We are in a transition period. While some of the policy changes outlined in this document are underway, others are still being consulted upon. While some old structures for decision making, funding and policy delivery have been swept away; new ways of working have yet to bed down or, in some cases, be fully implemented. While there is a clear agenda to encourage local decision making; global events, international political economy, and “the markets” have an impact on local conditions. The full implementation, outcomes and implications of change are yet to be realised, hence this publication could only be titled; The Changing State of the South West.
Evidence in a changing context

The South West Observatory was set up to support evidence-based policy and decision making within, and about, the South West of England. Our regional-level publications, like this one, have always sought to bring out relevant variations at a more local level while providing a context within which to compare this part of the country with the rest. We will continue to support evidence based policy and decision-making at whatever level of geography is appropriate or in demand.

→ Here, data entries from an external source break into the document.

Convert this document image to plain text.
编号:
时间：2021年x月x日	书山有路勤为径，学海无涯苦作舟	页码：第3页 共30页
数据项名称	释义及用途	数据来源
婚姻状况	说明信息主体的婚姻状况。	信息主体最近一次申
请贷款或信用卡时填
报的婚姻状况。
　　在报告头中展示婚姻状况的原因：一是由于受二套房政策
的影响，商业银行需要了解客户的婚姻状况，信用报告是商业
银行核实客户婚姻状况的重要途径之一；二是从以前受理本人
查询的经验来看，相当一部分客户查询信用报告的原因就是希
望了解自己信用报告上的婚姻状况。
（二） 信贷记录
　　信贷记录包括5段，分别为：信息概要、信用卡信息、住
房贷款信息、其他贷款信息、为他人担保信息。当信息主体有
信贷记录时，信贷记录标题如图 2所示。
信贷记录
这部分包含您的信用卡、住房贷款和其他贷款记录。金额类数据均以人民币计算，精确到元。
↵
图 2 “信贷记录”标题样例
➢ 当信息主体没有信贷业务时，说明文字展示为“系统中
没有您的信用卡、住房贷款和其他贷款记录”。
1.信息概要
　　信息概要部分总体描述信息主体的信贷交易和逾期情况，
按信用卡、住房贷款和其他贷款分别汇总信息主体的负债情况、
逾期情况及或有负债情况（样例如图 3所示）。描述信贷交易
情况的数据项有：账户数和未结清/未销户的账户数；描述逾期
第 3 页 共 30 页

The breakup of Government Offices and the virtual ban on the use of the word ‘regional’ in some government departments has led to inconsistent sub-national monitoring and government department administration boundaries. Some data providers are ceasing to provide statistics at the regional level. Although some organisations continue to work to regional boundaries (eg the Environment Agency), others are waiting to hear the geographies to which they will report (eg Public Health Observatories), whilst others have extended their remit by merging with neighbouring areas (eg Homes and Communities Agency). This presents hurdles for joined up working and for comparative data over time.
As an organisation, our future geographical focus will, in part, be similar to that declared by the ONS in recent months; we will produce regional-level publications in response to need, demand and the release of major datasets (for example, the Indices of Multiple Deprivation). However our activity also reflects the need to understand local geographies side by side. SWO Core Unit and Modules produce standardised reports to support local decision making (for example, SWO’s Local Profiles, refreshed in January 2012, Local Environment Profiles, Public Health Profiles), and increasingly consider new geographies, such as those of LEPs (eg Economy Module LEP area overview and profiles, Skills and Learning LEP reports) where appropriate.

We believe that where existing partnerships and ways of working work, they should continue, and where new partnerships and new ways of working might work better, they should be developed. Our remit has always been to use and promote the best use of evidence in policy and decision making, by drawing upon a network of expertise. This remains the case. With ongoing commitment from old and new partners, SWO will continue to provide insight to help shape, inform and support the new sub-national agenda.